The intermediate tube was remounted on the lathe, and a conventional vacuum 
pump was connected to the other neck region of the intermediate tube. Next 
the tube was heated such that the reduced-diameter central part of the 
tube and the one neck region were at about 1400.degree. C. The other neck 
region was then evacuated such that a pressure differential existed in the 
tube, and the "molten" non-high-silica glass was drawn into the bore of 
the reduced diameter section to a length of about 12 cm. Next, while 
maintaining the unstretched central portion of the resulting body at about 
800.degree. C. to prevent cracking, the central portion was stretched in 
conventional fashion to 4.5 mm outside diameter, resulting in a core 
diameter of 0.23 mm. Cracking was observed for core diameters greater than 
about 0.3 mm, but it may be possible to find conditions which permit 
larger core sizes. After completion of stretching the end portions of the 
body were removed such that a core rod of substantially uniform diameter 
resulted. This core rod was then overclad with SiO.sub.2 in conventional 
fashion to yield a 14 mm outer diameter preform, and optical fiber was 
drawn from the preform in conventional manner. The core/cladding index 
difference of the fiber was about 4.2%, and the core diameter was about 
2.1 .mu.m. 
A 23 cm length of the fiber was configured as an optical amplifier in known 
manner. When pumped with 250 mW of 980 nm light from a Ti:sapphire laser, 
the amplifier provided 23 dB gain at 1533 nm. This is, to the best of our 
knowledge, the highest gain per unit fiber length reported to date. 

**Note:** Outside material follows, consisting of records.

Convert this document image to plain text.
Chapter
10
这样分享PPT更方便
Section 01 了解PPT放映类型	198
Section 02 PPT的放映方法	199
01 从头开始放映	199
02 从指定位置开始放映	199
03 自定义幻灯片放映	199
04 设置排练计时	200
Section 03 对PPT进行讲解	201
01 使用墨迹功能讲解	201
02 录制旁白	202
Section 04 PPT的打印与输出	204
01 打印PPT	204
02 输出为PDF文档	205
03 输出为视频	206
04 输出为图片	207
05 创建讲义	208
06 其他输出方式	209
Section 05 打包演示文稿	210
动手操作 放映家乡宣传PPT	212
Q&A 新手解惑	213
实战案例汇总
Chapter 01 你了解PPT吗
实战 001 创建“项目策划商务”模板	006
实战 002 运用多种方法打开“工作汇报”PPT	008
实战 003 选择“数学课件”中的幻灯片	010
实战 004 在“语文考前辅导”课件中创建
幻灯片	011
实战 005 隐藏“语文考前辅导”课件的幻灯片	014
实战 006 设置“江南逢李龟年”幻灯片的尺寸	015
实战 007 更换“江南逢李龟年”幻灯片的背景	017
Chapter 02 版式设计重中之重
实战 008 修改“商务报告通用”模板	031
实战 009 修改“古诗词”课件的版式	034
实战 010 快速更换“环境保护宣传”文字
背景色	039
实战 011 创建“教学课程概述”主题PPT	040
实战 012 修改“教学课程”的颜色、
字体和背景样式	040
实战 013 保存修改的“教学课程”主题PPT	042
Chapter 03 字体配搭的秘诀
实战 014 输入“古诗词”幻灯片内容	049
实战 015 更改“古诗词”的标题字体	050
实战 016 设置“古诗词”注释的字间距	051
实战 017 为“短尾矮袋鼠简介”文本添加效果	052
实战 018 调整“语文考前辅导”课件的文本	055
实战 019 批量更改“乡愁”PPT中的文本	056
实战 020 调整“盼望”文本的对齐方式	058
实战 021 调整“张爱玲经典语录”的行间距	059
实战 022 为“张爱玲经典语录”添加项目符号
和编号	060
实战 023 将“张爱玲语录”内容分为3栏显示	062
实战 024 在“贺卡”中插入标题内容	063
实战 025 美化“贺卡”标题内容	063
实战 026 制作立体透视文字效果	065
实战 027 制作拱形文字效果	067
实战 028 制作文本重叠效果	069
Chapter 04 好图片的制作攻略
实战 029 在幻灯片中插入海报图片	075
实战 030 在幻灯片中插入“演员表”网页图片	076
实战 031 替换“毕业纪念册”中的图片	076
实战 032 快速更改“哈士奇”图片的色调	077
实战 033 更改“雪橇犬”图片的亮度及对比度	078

By a method substantially as described, an optical fiber having an 
alkalisilicate core (K.sub.2 O-4SiO.sub.2 -0.05Er.sub.2 O.sub.3 
-0.1GeO.sub.2) and silica cladding was produced, as was a preform having a 
chalcogenide glass core and an aluminosilicate cladding. 
As is known, the addition of one or more alkalis to a glass (e.g., to a 
glass with high rare earth content) can result in reduced viscosity. For 
this reason it may at times be advantageous to add an alkali (or alkalis) 
to a core glass, since the resulting reduced viscosity can facilitate 
drawing the molten core glass into the bore of the intermediate tube.